Preventing Duplicated Analyses

Performing the analysis before filing the CR implies that, if the request is not practical, the Change Request may never be filed. That can cause problems.

Suppose the customer suggests a change to the Chief Engineer, and the CE does an analysis of the change. Then the customer suggests the change to the Project Manager, and he does a separate analysis. Later, one of the engineers thinks of the same change and does yet another analysis. Do you see the waste?

To avoid such waste, an organization should have a coordinator act as gatekeeper for the Change Control Board. Each Change Request (CR) should be filed with the facilitator before an analysis is performed. The coordinator can cross-reference the change against previous CRs to identify similar or duplicate analyses that have already been performed. This prevents duplicated effort. The coordinator can also suggest other resources, such as studies or subject matter experts. Or, the coordinator might create efficiency by combining the analysis with another activity.

Tracking Progress

Now, imagine that the customer asks the PM to make a change, and the PM performs an analysis, but it falls off the PM's desk into the trash can and is forgotten. Later, the customer sues the company because it did not make the requested change.

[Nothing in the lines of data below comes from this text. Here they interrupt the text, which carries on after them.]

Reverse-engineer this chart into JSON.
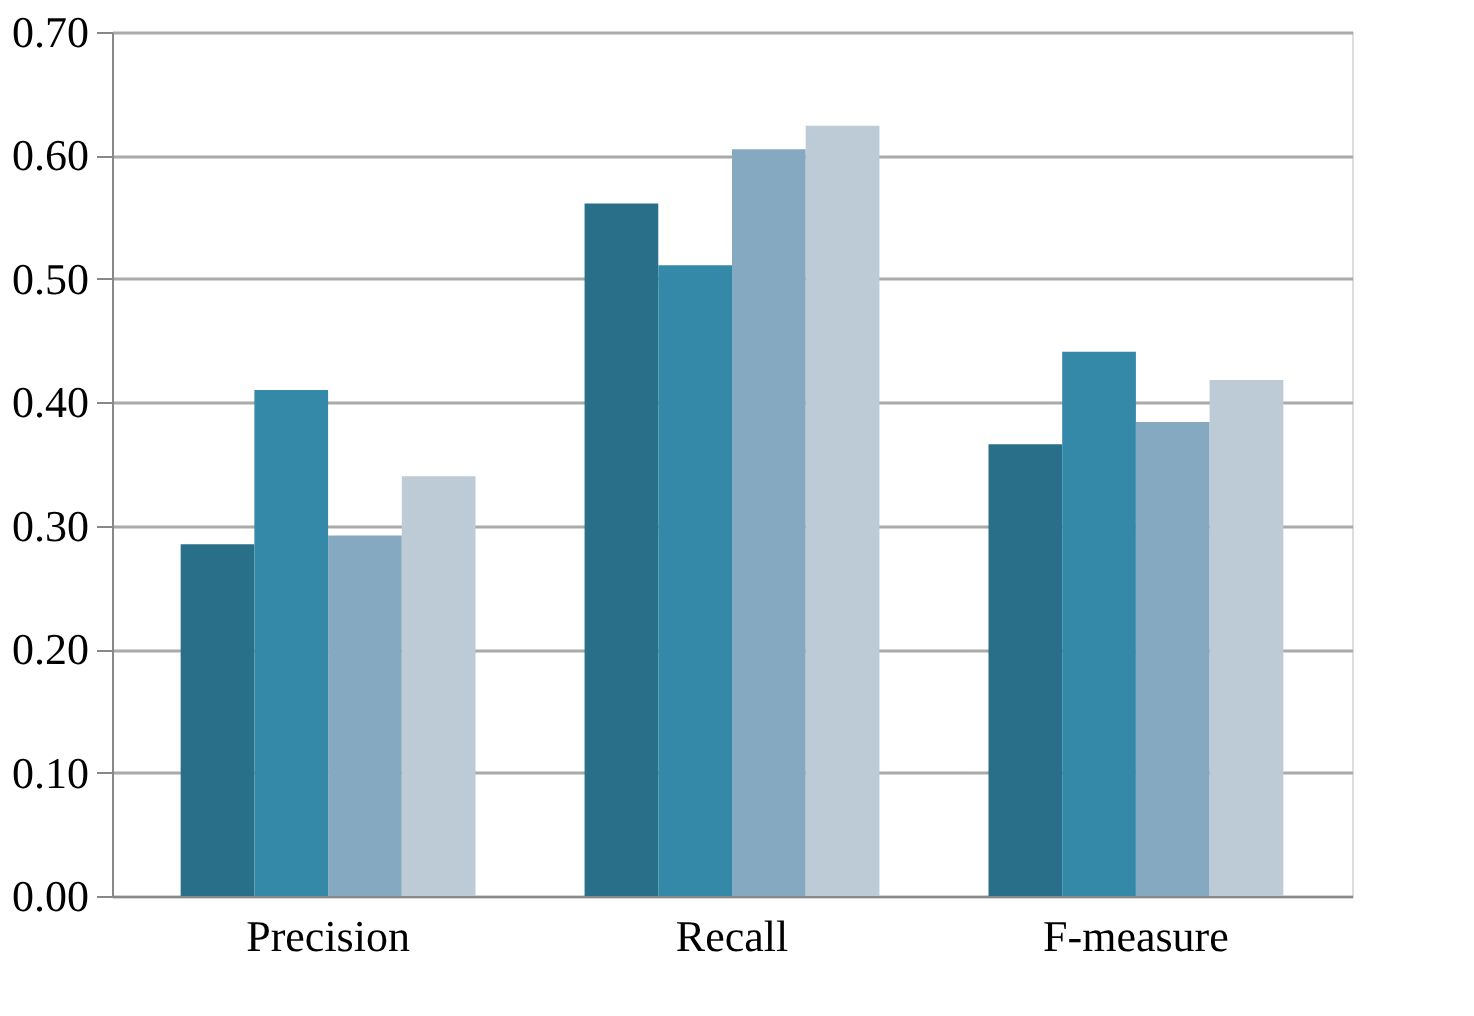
{
  "chart_data": {
    "type": "bar",
    "categories": [
      "Precision",
      "Recall",
      "F-measure"
    ],
    "series": [
      {
        "color": "#2a6f8a",
        "values": [
          0.285,
          0.561,
          0.366
        ]
      },
      {
        "color": "#3589a8",
        "values": [
          0.41,
          0.511,
          0.441
        ]
      },
      {
        "color": "#85a9c0",
        "values": [
          0.292,
          0.605,
          0.384
        ]
      },
      {
        "color": "#bccbd6",
        "values": [
          0.34,
          0.624,
          0.418
        ]
      }
    ],
    "ylim": [
      0,
      0.7
    ],
    "yticks": [
      {
        "value": 0,
        "label": "0.00"
      },
      {
        "value": 0.1,
        "label": "0.10"
      },
      {
        "value": 0.2,
        "label": "0.20"
      },
      {
        "value": 0.3,
        "label": "0.30"
      },
      {
        "value": 0.4,
        "label": "0.40"
      },
      {
        "value": 0.5,
        "label": "0.50"
      },
      {
        "value": 0.6,
        "label": "0.60"
      },
      {
        "value": 0.7,
        "label": "0.70"
      }
    ],
    "grid": "y",
    "legend": false
  }
}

Instead, imagine that the PM filed the CR with the CCB coordinator FIRST, before analyzing the impact. The coordinator would create an entry in the Change Request Log and assign a due date for the analysis. When the due date comes, the coordinator asks the PM, "where's your analysis?"

Objective Evidence

Later, if the customer asks, "Why wasn't that change made?" the PM can ask the coordinator to look it up in the CR log. The PM finds the file number of the analysis and sends a copy of it to the customer.

Controlling the Cowboys

One last scenario: Suppose the hydraulics engineering manager falls in love with a certain change. He takes a week to perform the analysis and then files the CR with the CCB. However, the CCB has a wider perspective and wants the analysis performed by the Mechanical Engineering director in coordination with Purchasing and Manufacturing. The second analysis takes another week. If the hydraulics manager had submitted the CR to the CCB first, they could have saved a week and gotten the change approved earlier, when it was less expensive to make.

Conclusion

The PMI answer may assume that you should not bother the CCB until you have analyzed the change. However, allowing the CCB to coordinate CR analyses can reduce analysis costs, save time, create accountability for completion of CR analyses, increase the quality of the analyses, and ensure that the analyses become part of the project records.